Let $f_1:\mathbb{R}^2 \to (0, \infty)$ and $f_2:\mathbb{R}^2 \to (0, \infty)$. Then consider the $L^1$ distance
$$ \Vert f_1 -f_2 \Vert_1=\int_{\mathbb{R}^2}|f_1(x,y)-f_2(x,y)|dxdy. $$
Now, fix any $y\in \mathbb{R}$, and consider the $L^1$ distance between the sections $f_1(\cdot,y)$ and $f_2(\cdot,y)$, i.e.
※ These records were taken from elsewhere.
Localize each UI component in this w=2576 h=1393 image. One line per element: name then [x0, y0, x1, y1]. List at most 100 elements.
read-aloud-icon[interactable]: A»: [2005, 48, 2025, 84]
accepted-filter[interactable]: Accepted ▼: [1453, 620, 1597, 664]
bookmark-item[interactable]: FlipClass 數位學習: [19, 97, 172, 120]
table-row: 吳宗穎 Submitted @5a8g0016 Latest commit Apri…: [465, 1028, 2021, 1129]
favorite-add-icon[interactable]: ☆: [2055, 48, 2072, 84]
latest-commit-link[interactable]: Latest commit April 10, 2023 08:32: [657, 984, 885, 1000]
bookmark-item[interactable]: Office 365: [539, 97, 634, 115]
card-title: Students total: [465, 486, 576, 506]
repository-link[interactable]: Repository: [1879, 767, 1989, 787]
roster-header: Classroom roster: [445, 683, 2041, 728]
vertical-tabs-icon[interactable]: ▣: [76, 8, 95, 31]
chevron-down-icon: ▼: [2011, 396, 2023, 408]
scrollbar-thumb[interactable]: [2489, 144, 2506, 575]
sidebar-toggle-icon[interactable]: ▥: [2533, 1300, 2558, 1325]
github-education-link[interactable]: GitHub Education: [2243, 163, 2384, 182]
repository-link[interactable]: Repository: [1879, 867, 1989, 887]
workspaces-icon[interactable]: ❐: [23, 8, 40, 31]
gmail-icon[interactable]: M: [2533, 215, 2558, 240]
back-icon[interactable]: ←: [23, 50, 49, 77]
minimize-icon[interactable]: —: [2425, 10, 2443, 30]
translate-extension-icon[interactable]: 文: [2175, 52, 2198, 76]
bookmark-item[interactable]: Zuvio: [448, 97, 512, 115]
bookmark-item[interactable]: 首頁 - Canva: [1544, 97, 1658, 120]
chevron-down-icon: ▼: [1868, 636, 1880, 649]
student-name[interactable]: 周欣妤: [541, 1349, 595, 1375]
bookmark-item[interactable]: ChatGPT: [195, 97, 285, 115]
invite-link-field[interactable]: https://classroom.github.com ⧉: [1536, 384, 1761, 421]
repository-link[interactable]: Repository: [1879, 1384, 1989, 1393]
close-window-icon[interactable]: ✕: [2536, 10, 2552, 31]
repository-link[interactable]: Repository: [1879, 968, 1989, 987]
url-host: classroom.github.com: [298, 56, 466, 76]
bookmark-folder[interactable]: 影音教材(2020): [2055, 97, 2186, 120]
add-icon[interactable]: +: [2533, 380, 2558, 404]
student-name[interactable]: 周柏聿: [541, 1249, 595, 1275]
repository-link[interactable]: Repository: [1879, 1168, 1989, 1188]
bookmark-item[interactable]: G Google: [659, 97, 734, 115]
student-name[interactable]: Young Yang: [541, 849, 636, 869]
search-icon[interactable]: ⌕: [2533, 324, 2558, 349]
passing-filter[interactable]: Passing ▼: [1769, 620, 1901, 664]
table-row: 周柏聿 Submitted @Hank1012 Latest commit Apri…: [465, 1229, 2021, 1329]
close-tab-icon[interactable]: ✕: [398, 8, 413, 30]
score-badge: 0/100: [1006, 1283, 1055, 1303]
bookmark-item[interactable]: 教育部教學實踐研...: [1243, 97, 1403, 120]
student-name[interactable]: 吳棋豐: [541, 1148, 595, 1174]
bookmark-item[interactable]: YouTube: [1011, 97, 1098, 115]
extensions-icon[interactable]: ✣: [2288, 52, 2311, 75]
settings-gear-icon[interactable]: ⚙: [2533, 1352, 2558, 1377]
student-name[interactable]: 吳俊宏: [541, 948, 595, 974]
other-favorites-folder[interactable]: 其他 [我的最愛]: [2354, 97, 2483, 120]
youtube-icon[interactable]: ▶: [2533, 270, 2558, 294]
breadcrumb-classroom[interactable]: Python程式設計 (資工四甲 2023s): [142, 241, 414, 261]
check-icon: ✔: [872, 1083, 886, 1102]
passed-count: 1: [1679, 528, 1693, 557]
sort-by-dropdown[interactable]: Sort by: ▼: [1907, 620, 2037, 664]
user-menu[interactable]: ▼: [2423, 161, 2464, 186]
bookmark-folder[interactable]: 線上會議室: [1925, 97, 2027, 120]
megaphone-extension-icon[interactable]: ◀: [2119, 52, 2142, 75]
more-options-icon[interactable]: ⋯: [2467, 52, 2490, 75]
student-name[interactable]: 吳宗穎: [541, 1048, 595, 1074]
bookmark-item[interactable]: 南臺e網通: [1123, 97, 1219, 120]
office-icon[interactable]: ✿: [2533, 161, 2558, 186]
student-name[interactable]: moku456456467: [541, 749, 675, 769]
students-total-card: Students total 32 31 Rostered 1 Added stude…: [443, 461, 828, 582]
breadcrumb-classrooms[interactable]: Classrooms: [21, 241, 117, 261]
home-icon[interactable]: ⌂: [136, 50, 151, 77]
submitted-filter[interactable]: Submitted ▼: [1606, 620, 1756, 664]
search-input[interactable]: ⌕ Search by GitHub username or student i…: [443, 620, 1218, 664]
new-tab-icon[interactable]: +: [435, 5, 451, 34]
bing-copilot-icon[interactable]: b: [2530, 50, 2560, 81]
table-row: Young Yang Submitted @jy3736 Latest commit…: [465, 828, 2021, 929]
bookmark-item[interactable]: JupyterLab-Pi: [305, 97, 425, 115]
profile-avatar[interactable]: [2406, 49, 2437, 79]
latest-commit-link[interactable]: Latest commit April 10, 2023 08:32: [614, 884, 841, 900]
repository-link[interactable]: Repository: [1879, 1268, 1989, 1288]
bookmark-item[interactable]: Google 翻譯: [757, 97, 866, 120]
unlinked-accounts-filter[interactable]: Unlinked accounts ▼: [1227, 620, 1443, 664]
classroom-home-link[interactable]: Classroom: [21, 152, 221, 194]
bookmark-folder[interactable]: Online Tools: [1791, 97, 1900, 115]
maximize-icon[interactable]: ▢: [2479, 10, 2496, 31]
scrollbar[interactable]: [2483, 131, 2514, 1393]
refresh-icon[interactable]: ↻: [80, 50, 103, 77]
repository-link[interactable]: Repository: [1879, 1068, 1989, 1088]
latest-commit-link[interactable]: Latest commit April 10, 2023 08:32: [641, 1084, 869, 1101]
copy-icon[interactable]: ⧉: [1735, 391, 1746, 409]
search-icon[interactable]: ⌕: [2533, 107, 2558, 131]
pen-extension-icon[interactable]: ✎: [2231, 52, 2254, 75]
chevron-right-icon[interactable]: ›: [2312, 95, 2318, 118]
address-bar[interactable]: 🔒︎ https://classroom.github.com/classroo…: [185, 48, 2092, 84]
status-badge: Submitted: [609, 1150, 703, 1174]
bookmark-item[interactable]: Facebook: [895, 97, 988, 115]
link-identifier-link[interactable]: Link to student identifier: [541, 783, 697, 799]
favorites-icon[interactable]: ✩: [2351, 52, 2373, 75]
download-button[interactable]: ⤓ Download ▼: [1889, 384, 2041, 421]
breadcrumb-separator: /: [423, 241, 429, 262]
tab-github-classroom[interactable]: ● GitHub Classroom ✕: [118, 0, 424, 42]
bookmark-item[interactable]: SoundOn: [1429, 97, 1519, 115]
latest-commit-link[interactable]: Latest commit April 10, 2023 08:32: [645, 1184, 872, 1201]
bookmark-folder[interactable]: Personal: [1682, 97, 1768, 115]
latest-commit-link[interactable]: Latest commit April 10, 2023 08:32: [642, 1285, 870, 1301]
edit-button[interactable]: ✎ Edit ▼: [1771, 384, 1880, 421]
$$ \Vert f_1 -f_2 \Vert_{1,y}=\int_{\mathbb{R}}|f_1(x,y)-f_2(x,y)|dx. $$
It should hold that
$$ \Vert f_1 -f_2 \Vert_{1}=\int_{\mathbb{R}}\Vert f_1 -f_2 \Vert_{1,y}dy. $$ Consider now sequences of functions $f_{n,1}$ and $f_{n,2}$; under regularity conditions that allow to exchange limit and integral, we should have that $$\sup_{y \in \mathbb{R}}\Vert f_{n,1} -f_{n,2} \Vert_{1,y}\to 0 \quad (n\to \infty)$$
entails that also $\Vert f_{n,1} -f_{n,2} \Vert_{1}\to 0$. My question is the following: could you think of any condition on the sequences $(f_{n,1})$ and $(f_{n,2})$ such that a sort of converse implication holds true: i.e. $\Vert f_{n,1} -f_{n,2} \Vert_{1}\to 0$ entails that $$ \Vert f_{n,1} -f_{n,2} \Vert_{1,y}\to 0, \quad \forall y \in \mathbb{R}, \quad (n \to \infty) $$ or even that $\sup_{y \in \mathbb{R}}\Vert f_{n,1} -f_{n,2} \Vert_{1,y}\to 0 \quad (n\to \infty)$ (for the latter case, we could maybe restrict to the case of functions supported on the unit simplex or on the unit square). I'm particularly interested in the case in which $(f_{n,1})$ and $(f_{n,2})$ are sequences of probability densities.